REVIEW: "Short Introduction to Quantum Information and Quantum Computing", Michel Le Bellac
- BKSIQIQC.RVW 20071018
"Short Introduction to Quantum Information and Quantum Computing",
Michel Le Bellac, 2006, 0-521-86056-3, U$70.95
%A Michel Le Bellac
%C The Edinburgh Building, Cambridge CB2 2RU, UK
%G 0-521-86056-3 978-0-521-86056-7
%I Cambridge University Press
%O U$70.95 800-872-7423 www.cambridge.org
%O Audience a Tech 3 Writing 1 (see revfaq.htm for explanation)
%P 167 p.
%T "Short Introduction to Quantum Information and Quantum Computing"

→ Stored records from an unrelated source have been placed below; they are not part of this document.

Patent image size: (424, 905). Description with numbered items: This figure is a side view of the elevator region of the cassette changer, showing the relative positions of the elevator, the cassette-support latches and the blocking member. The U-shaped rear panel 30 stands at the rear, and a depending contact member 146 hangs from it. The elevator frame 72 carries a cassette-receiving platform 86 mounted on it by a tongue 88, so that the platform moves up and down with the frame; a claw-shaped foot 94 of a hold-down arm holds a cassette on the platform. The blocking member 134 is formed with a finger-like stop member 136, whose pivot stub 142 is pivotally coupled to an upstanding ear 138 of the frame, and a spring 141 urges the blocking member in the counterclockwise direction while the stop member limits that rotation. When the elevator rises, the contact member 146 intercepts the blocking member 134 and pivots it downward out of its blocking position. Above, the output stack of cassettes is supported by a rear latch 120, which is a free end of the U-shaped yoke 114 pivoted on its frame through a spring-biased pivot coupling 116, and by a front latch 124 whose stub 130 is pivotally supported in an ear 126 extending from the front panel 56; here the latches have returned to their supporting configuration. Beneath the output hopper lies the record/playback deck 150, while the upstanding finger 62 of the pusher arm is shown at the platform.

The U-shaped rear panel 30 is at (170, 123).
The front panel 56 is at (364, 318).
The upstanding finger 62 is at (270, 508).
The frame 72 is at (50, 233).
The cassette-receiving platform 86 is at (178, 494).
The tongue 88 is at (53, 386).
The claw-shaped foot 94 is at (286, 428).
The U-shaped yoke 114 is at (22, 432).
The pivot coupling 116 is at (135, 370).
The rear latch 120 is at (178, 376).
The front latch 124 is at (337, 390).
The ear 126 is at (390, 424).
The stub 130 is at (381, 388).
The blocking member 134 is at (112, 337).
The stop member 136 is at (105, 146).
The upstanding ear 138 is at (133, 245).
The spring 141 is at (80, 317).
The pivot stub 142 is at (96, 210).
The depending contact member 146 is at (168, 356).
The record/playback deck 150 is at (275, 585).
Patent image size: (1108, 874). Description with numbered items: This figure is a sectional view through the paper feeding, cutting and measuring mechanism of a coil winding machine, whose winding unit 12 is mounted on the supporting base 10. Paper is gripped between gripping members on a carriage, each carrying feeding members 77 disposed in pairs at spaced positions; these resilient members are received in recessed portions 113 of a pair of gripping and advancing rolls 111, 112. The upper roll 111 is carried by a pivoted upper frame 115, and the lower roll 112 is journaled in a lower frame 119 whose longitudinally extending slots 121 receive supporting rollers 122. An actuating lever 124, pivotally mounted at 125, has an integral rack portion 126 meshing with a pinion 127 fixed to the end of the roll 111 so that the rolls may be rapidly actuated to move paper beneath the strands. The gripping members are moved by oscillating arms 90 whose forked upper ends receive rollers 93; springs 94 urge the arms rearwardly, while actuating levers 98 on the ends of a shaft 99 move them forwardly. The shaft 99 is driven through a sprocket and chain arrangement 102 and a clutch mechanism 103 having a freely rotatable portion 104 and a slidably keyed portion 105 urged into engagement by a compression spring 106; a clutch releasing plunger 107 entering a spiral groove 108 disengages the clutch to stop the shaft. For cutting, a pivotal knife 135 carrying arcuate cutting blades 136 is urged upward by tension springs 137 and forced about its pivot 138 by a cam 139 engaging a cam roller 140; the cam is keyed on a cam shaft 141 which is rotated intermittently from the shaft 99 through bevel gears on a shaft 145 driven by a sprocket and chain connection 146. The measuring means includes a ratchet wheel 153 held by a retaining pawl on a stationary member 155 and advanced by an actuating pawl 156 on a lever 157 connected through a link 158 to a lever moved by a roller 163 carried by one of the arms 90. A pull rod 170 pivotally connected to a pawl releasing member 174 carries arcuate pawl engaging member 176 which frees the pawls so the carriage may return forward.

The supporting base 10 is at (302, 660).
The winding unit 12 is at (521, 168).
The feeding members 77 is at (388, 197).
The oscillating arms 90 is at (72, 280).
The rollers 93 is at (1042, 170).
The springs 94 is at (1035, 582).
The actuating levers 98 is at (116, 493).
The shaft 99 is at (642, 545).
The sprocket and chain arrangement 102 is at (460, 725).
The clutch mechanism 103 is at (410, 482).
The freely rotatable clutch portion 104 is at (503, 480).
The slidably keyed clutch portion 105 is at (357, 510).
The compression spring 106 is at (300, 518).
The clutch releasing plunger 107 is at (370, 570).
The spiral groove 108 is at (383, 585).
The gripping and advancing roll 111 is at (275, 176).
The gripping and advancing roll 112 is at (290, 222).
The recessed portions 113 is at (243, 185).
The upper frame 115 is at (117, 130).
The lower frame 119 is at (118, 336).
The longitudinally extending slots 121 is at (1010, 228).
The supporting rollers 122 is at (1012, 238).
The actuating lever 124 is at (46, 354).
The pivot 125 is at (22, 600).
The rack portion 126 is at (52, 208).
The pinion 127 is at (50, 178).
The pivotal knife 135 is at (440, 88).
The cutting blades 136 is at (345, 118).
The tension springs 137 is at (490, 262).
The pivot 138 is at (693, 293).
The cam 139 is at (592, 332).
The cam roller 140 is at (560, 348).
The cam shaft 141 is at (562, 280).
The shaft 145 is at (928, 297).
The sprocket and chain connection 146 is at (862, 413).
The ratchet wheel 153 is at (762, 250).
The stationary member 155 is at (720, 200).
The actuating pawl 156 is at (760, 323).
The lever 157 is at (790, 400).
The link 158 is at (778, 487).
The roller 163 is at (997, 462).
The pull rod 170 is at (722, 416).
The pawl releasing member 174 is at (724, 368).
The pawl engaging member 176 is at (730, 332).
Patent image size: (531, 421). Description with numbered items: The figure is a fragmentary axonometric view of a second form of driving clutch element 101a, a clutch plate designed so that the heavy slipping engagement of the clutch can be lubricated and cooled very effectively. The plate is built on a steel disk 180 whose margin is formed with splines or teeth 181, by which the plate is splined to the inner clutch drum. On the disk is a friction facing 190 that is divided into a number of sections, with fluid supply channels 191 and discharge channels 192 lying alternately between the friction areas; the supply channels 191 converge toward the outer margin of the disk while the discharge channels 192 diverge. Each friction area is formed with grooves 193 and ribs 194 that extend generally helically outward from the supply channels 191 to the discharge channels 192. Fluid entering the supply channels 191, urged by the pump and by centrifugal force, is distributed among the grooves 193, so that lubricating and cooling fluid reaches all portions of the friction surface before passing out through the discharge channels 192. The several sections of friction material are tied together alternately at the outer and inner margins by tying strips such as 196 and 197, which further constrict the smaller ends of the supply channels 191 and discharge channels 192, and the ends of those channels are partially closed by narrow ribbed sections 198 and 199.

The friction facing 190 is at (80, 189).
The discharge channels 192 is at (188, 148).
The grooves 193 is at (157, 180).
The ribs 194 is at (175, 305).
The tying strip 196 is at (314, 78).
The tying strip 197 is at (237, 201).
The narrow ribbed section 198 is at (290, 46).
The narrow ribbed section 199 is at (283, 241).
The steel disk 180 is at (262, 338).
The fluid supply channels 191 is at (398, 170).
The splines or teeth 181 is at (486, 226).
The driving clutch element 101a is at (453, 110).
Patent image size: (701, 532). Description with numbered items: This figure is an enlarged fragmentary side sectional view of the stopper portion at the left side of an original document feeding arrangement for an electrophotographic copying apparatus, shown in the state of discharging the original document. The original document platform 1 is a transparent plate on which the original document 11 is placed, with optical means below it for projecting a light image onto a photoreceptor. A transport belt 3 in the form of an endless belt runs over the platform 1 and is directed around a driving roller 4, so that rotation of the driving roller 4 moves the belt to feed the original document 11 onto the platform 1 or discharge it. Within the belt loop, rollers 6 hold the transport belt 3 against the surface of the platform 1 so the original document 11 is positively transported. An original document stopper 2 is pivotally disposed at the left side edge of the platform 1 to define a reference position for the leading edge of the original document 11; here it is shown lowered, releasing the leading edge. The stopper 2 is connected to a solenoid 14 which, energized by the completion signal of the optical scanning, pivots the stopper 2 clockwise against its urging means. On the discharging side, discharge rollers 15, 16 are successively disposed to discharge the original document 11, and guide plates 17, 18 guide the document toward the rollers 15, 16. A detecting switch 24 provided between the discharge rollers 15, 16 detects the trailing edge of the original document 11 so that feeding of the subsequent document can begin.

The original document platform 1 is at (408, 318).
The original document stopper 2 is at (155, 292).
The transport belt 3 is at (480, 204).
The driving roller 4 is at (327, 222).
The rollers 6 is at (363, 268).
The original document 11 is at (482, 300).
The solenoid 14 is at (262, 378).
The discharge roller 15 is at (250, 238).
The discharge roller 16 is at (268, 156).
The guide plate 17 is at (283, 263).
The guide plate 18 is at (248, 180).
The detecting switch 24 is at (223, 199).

Chapter one is a short discussion of some ideas about quantum
computing. Qubits, the basic informational unit in a quantum system,
have a mathematical introduction in chapter two. (There is also the
obligatory mention of the BB84 [Bennett/Brassard 1984] protocol for
quantum key distribution.) Chapter three looks at the variation, over
time, of qubits in order to perform manipulations, and therefore
computation. Quantum computing, unlike traditional digital circuits,
relies upon the relations and entanglement between qubits, which is
examined in chapter four. Chapter five moves into the basic
structures and operations of quantum computing with qubits, some gate
level arrangements, a comparison of classical and quantum algorithms,
and intractable problems in classical systems. Potential physical
constructions of these designs are presented in chapter six. Storage
and transmission of information, in chapter seven, is at first given a
purely abstract and mathematical treatment, but this does lead to a
discussion of quantum error correction.
This is a text, and one that relies almost purely on the mathematical
foundations behind quantum mechanics and physics. Students of that
field will find interesting extensions from theory into the practical
realizations, but those truly wanting an introduction to quantum
computing will need to look elsewhere.